Much more of this and what other rates'll be rising?
Credit Card, Mortgage, Auto loans, Discounting at Payday Windows?
By gosh and by golly, Ben, you did it again!

I'd like to thank the Fed for this wonderful recovery.
Now, if they'd just get short rates up so Ma and Pa Kettle in Albuquerque could earn more on their savings....


I mean these higher rates are just gonna work so well opposite declining real after-tax disposable incomes, no?

SDShack's picture

Que Chucky Shumer... "Janet, get to work, we need Recovery Summer 6.0 to pay for 0zer0care!"

Meat Hammer's picture

Interest rates on savings, maybe?  Maybe my "high yield" savings account will explode above 1%.

Spitzer's picture

Why are stocks and shit going up while rates are rising ?

Because yields are still hugely, fucking,  negative.


stopcpdotcom's picture

How much higher does the 10 year have to go before the shit really hits the fan?

Spitzer's picture

Not if real inflation is around 6-8%

debtor of last resort's picture

And what's the psychological breaking point? I mean, the howling for moar QE is becoming deafening 'long' before 6% on the 10 year?

Imho, forget 6%, it'll break before it nears 5.

BandGap's picture

Above 3.5% and the frying pan is getting really hot. At 6% (which we will see for a nanosecond as part the explosion) it's Katie, bar the door.

aVileRat's picture

Yup, 360 bps is when most cov lites will begin to trigger. Most of them reset to the 500 range, which would take the HighYield index waaaay over 880.


CrashisOptimistic's picture

We have a balance between eroding economic realities and a pathological fear of deflation by the Fed, and toss in 17 Trillion in US debt just to make it complex.

The bond yield essentially can't move.  If it goes in either direction, disaster unfolds.

Boston's picture

How would a collapsing bond yield lead to disaster? On the contrary, it's the only way to keep this game going. See Japan.

CrashisOptimistic's picture

Well, maybe.  My thinking was it would trigger that Fed terror and increase printing.  Inflation would force rates up.

Boston's picture

Not much more.

Just think how the extra 160bp (from the lows) will hurt corporate borrowers, households (especially mortgage costs), and all levels of government borrowing. 

Unless spreads compress a lot further (doubtful given that they're already low, historically), or unless US economic growth has truly achieved 'excape velocity' (very doubtful; even Summers thinks we're in a secular 'depression'), this rise in the 10yr yield is already going to hurt a lot.

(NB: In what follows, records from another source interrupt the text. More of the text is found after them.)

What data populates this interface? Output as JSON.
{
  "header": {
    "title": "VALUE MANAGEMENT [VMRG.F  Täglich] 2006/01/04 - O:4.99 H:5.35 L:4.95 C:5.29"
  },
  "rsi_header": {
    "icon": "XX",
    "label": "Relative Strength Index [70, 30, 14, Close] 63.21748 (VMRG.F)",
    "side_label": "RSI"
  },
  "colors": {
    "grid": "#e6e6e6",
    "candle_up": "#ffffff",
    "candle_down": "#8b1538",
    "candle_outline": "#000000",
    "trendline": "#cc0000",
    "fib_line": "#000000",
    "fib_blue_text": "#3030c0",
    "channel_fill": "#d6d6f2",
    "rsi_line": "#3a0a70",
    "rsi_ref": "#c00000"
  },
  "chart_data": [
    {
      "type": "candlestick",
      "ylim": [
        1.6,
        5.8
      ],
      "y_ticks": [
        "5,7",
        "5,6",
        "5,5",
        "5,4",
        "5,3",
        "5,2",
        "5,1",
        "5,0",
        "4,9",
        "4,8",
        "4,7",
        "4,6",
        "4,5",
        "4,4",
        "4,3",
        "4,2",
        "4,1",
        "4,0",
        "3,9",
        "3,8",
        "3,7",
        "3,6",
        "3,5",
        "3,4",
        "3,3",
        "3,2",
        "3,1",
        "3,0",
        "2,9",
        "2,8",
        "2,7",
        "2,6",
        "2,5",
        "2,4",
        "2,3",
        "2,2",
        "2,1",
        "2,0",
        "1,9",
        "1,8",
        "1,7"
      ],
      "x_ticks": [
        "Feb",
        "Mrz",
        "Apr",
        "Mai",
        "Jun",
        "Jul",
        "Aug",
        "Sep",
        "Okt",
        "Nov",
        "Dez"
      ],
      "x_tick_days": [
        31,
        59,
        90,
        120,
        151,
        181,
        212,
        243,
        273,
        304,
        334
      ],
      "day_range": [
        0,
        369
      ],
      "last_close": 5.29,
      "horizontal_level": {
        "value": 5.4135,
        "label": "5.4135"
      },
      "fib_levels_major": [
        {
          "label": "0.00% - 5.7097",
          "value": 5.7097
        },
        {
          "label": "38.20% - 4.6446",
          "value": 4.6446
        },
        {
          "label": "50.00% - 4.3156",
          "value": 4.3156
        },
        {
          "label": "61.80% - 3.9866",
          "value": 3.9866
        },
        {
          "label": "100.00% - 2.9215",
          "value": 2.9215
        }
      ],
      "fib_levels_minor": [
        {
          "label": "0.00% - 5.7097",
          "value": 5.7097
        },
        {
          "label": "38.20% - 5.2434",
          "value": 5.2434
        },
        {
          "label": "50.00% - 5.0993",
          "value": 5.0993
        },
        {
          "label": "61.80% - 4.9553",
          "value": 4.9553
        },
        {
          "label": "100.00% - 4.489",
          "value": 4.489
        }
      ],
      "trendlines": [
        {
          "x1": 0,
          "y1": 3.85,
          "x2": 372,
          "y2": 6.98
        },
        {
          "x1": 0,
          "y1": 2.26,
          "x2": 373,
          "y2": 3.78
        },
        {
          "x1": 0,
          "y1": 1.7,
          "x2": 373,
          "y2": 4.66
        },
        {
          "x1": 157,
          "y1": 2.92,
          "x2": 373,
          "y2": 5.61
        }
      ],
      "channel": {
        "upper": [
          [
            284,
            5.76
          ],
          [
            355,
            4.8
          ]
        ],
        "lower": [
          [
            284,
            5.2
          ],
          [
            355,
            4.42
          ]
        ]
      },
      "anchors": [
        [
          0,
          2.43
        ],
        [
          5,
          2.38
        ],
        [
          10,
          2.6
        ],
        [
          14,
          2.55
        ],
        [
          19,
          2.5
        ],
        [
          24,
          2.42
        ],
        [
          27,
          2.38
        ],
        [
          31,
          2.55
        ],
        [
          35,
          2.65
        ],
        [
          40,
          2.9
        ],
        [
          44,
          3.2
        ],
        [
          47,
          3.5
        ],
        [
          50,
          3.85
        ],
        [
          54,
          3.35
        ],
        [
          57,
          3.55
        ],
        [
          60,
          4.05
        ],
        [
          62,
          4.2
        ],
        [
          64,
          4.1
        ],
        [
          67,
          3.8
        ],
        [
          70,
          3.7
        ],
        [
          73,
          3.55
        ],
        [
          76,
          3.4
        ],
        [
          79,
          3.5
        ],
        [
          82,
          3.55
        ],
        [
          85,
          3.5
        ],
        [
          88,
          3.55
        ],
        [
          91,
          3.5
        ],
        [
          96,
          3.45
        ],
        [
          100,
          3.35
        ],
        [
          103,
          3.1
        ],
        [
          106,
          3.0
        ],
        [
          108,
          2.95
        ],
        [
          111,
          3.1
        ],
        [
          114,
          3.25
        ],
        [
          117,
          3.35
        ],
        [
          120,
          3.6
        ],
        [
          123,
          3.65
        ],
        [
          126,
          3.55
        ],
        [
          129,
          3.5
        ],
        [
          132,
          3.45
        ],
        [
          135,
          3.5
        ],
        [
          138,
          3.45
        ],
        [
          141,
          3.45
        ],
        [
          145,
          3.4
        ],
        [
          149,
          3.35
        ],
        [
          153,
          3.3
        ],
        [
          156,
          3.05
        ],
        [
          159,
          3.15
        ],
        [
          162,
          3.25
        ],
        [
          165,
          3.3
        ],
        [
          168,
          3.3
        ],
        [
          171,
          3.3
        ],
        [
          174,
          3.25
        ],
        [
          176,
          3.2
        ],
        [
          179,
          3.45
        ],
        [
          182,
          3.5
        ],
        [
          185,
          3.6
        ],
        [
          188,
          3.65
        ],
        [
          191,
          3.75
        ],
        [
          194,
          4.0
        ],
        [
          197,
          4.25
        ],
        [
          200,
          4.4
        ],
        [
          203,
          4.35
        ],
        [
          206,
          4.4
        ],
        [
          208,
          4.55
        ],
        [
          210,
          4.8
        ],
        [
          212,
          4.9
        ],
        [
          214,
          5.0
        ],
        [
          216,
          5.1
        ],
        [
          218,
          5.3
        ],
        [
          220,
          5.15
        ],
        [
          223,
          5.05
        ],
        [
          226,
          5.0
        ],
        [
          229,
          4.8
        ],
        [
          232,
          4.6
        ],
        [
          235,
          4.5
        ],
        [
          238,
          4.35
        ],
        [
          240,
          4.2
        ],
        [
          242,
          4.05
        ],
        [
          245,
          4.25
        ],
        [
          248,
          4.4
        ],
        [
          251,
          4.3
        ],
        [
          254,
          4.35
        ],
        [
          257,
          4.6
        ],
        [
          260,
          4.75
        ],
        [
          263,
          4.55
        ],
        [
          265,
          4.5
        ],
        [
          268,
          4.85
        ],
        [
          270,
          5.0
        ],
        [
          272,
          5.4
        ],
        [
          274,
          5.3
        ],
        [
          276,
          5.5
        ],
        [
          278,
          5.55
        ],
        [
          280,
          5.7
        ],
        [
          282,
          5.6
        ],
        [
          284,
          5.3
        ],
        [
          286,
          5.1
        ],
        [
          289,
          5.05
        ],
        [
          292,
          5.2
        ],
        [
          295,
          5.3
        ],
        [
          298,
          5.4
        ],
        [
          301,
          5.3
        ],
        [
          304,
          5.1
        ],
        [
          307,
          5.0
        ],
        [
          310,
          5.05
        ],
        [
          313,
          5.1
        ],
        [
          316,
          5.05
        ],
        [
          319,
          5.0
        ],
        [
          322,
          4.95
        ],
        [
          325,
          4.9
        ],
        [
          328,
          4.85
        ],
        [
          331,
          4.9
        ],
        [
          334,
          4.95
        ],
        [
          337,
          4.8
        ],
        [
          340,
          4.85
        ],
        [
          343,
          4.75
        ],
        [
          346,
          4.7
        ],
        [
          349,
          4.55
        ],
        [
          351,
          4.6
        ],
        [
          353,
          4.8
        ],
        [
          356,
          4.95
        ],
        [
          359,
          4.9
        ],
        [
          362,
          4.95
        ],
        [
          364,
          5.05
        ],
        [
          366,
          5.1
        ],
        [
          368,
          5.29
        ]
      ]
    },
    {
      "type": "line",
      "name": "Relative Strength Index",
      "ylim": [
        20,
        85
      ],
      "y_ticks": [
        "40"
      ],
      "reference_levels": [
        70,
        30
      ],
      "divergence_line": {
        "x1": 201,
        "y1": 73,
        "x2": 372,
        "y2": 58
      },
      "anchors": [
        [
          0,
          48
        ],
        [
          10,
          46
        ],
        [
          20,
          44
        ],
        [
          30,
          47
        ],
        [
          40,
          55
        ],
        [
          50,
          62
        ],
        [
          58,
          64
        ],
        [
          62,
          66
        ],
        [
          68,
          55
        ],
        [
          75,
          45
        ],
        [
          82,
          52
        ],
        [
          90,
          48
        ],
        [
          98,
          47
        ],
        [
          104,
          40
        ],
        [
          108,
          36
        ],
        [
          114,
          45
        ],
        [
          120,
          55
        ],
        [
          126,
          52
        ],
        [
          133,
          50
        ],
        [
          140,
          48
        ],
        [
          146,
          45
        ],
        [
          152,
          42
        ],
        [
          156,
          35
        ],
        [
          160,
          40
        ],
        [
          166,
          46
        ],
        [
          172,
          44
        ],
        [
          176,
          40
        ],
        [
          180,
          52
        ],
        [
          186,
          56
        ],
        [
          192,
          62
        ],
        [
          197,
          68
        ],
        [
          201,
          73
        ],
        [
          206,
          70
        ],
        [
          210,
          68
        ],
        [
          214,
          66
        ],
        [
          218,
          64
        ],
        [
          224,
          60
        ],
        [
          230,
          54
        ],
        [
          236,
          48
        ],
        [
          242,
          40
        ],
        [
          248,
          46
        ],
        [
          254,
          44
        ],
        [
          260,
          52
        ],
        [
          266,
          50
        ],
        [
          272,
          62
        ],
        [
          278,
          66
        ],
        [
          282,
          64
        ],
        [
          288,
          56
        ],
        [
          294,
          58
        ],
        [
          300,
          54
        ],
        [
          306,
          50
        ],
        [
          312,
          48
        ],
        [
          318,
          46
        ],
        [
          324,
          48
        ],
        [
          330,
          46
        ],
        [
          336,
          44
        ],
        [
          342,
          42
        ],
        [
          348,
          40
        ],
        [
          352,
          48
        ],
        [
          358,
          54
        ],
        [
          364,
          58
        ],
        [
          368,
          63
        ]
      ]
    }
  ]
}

So either rates get 'managed' back down, asap, or the shit hits the fan.....over the next 3-6 months.

Kirk2NCC1701's picture

My name is Bond.  And I never get old.

khakuda's picture

The question is at what level do rates have to rise before the Fed decides to untaper and push them back down.  If housing slows or the stock market goes down 5%, we will find our answer.

Spitzer's picture

They wont care if rates keep rising as long as they stay negative

A 3% 10 year with no ill effects in the market is all the evidence you need to see that inflation is above 3%. Way above.

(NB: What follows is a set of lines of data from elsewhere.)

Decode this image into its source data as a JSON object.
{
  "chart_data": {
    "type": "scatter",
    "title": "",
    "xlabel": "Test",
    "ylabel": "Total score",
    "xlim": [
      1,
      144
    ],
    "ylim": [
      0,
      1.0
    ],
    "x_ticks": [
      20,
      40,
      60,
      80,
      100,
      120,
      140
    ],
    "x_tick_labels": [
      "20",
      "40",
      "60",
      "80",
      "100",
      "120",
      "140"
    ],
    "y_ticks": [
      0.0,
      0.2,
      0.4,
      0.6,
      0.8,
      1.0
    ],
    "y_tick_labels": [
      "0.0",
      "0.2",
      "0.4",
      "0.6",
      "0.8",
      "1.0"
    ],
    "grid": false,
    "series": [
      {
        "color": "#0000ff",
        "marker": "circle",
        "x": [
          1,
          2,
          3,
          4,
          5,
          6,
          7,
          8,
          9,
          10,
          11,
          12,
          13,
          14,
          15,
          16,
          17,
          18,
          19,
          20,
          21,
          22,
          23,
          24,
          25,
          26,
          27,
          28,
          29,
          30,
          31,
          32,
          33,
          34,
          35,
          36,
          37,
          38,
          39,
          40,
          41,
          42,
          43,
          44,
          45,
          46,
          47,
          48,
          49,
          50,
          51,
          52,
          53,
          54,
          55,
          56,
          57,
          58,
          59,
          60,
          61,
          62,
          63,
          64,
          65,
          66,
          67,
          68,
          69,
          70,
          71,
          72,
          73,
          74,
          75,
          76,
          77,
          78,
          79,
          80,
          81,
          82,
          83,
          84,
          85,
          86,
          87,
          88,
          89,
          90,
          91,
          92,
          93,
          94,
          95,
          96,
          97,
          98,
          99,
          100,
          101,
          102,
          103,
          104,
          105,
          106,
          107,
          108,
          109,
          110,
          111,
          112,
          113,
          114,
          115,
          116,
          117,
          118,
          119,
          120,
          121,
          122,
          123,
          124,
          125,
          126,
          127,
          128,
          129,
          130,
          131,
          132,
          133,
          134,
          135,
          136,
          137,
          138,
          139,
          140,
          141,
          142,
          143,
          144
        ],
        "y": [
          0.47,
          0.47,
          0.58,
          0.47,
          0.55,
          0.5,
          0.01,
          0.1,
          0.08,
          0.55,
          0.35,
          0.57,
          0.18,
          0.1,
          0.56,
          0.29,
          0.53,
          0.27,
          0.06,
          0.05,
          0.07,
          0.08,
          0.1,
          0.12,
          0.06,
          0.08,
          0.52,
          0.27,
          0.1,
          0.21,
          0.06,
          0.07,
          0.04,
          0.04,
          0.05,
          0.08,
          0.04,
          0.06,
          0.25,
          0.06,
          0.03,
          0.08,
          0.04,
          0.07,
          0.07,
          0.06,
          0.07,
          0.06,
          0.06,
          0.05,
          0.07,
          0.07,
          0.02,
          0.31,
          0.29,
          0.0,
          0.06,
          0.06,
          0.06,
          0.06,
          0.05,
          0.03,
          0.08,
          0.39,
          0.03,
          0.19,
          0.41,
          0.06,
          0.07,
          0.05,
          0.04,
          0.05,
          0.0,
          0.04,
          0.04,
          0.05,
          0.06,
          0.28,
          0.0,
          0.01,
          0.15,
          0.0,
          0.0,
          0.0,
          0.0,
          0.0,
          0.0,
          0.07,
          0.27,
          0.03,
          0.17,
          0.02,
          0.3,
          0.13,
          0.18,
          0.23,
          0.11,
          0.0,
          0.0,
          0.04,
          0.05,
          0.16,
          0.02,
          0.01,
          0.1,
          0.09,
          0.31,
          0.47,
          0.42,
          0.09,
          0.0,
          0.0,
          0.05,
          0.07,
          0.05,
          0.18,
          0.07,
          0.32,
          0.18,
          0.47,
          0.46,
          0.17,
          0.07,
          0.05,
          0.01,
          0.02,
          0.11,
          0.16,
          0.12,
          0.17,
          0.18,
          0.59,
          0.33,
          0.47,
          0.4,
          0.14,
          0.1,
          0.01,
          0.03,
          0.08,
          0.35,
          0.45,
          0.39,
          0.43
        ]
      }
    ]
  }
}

Hindenburg...Oh Man's picture

The Mainstream media and investment-talking-head community is now proclaiming how 3 percent on the 10 year doesn't matter, along with a taper. It's all rhetorical bullshit until the selling starts.


Spitzer's picture

All it shows is that inflation is above 3%.

But the bond market is so fucking stupid that they don't realize this yet.

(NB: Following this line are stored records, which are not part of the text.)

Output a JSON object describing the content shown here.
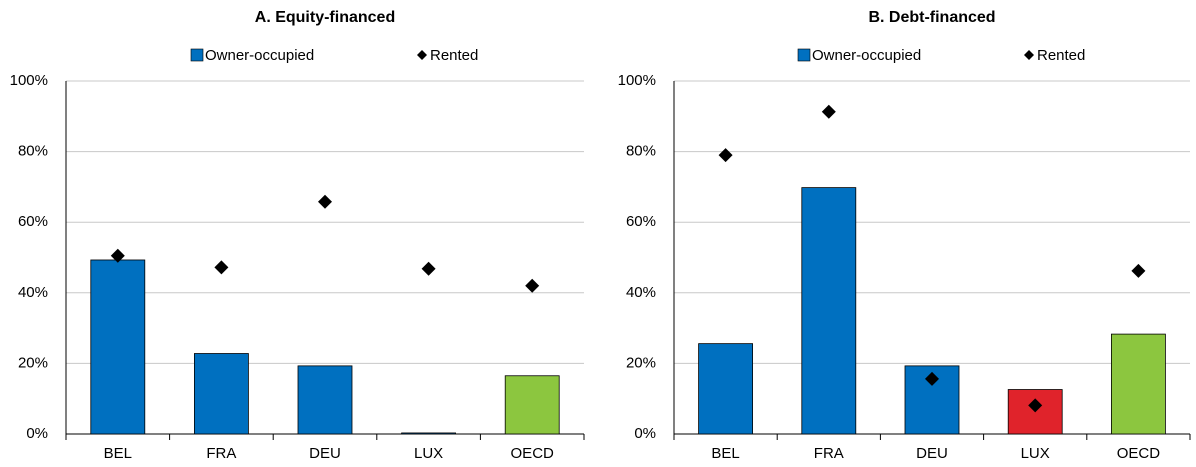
{
  "chart_data": [
    {
      "type": "bar",
      "title": "A. Equity-financed",
      "categories": [
        "BEL",
        "FRA",
        "DEU",
        "LUX",
        "OECD"
      ],
      "series": [
        {
          "name": "Owner-occupied",
          "color": "#0070c0",
          "colors": [
            "#0070c0",
            "#0070c0",
            "#0070c0",
            "#0070c0",
            "#8cc63f"
          ],
          "values": [
            49.3,
            22.8,
            19.3,
            0.3,
            16.5
          ]
        },
        {
          "name": "Rented",
          "marker": "diamond",
          "color": "#000000",
          "values": [
            50.5,
            47.2,
            65.8,
            46.8,
            42.0
          ]
        }
      ],
      "ylim": [
        0,
        100
      ],
      "yticks": [
        {
          "value": 0,
          "label": "0%"
        },
        {
          "value": 20,
          "label": "20%"
        },
        {
          "value": 40,
          "label": "40%"
        },
        {
          "value": 60,
          "label": "60%"
        },
        {
          "value": 80,
          "label": "80%"
        },
        {
          "value": 100,
          "label": "100%"
        }
      ],
      "grid": true,
      "legend": "top"
    },
    {
      "type": "bar",
      "title": "B. Debt-financed",
      "categories": [
        "BEL",
        "FRA",
        "DEU",
        "LUX",
        "OECD"
      ],
      "series": [
        {
          "name": "Owner-occupied",
          "color": "#0070c0",
          "colors": [
            "#0070c0",
            "#0070c0",
            "#0070c0",
            "#e0232b",
            "#8cc63f"
          ],
          "values": [
            25.6,
            69.8,
            19.3,
            12.6,
            28.3
          ]
        },
        {
          "name": "Rented",
          "marker": "diamond",
          "color": "#000000",
          "values": [
            79.0,
            91.3,
            15.6,
            8.1,
            46.2
          ]
        }
      ],
      "ylim": [
        0,
        100
      ],
      "yticks": [
        {
          "value": 0,
          "label": "0%"
        },
        {
          "value": 20,
          "label": "20%"
        },
        {
          "value": 40,
          "label": "40%"
        },
        {
          "value": 60,
          "label": "60%"
        },
        {
          "value": 80,
          "label": "80%"
        },
        {
          "value": 100,
          "label": "100%"
        }
      ],
      "grid": true,
      "legend": "top"
    }
  ]
}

So the 10 year at 3%, is still no yield at all.

Loophole's picture

My end of the year questions:

Has all the money printing since 2008 caused little or no inflation? Is it there but being hidden by BLS BS? Or is it lagging and will come roaring in when the economy really recovers?

Why aren't the Chinese bitching like hell because of our money printing as they were doing when we first started QE? Have we paid them off by "leasing" them the gold in Ft Knox (my theory) or what?

CrashisOptimistic's picture

Bitching doesn't put food on the table.  Only gradual divestiture does.

realWhiteNight123129's picture

It is only the end of the beginning.